The decade adopted neon the way previous generations had adopted earth tones: completely and without reservations. On workout wear, accessories, socks worn over leggings, earrings large enough to constitute a physical hazard. The aerobics boom gave the color palette a practical justification and then the logic escaped the gym and colonized everything else.

Image credit: it:bombardir / Wikimedia Commons

Parachute pants

MC Hammer insisted they be called Hammer pants.
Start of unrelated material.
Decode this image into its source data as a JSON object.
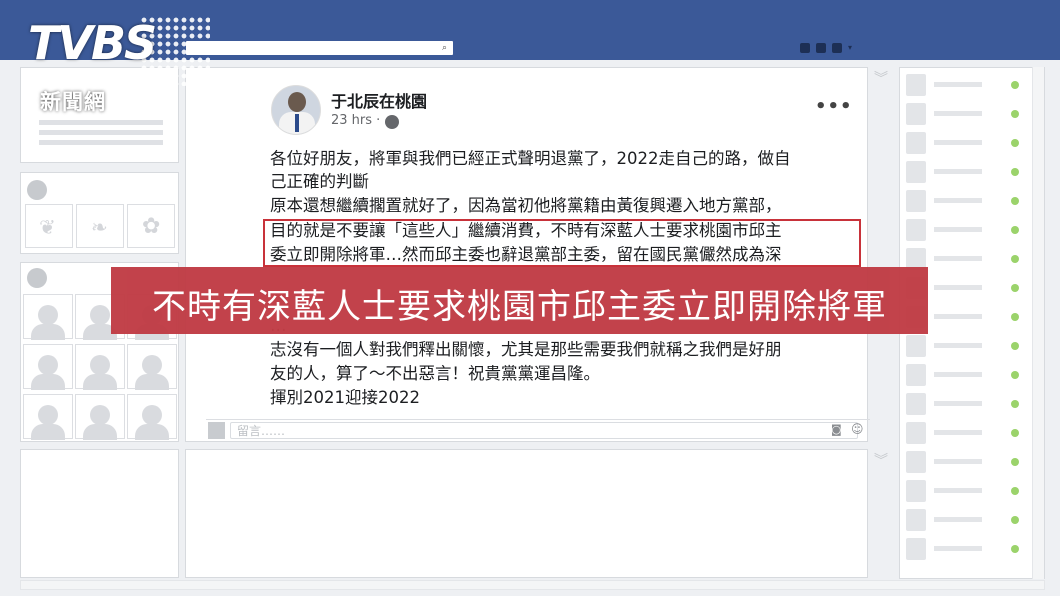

Mental Floss traces the billowy, drooping, tapering trouser back to a mid-19th century feminist movement and Swiss sanitariums. By the late 1980s they had become the official pants of hip-hop. The synthetic material rustled when you walked. The crotch sat somewhere around the knees. You could not run in them.

Image Credit: ChatGPT.

Big hair

The higher the hair, the closer to God. In 1985, scientists reported that atmospheric ozone over Antarctica had been reduced by approximately 40 percent, and Mental Floss notes that hairspray was among the factors they cited. The decade’s relationship with aerosol products was, to put it generously, uncomplicated.

Image Credit: BrAt_PiKaChU/iStock

The bottom line

The 1980s dressed with the conviction that more was always more. Some of what it produced is back in fashion. Some of it is in storage. The mullet, improbably, is in both simultaneously.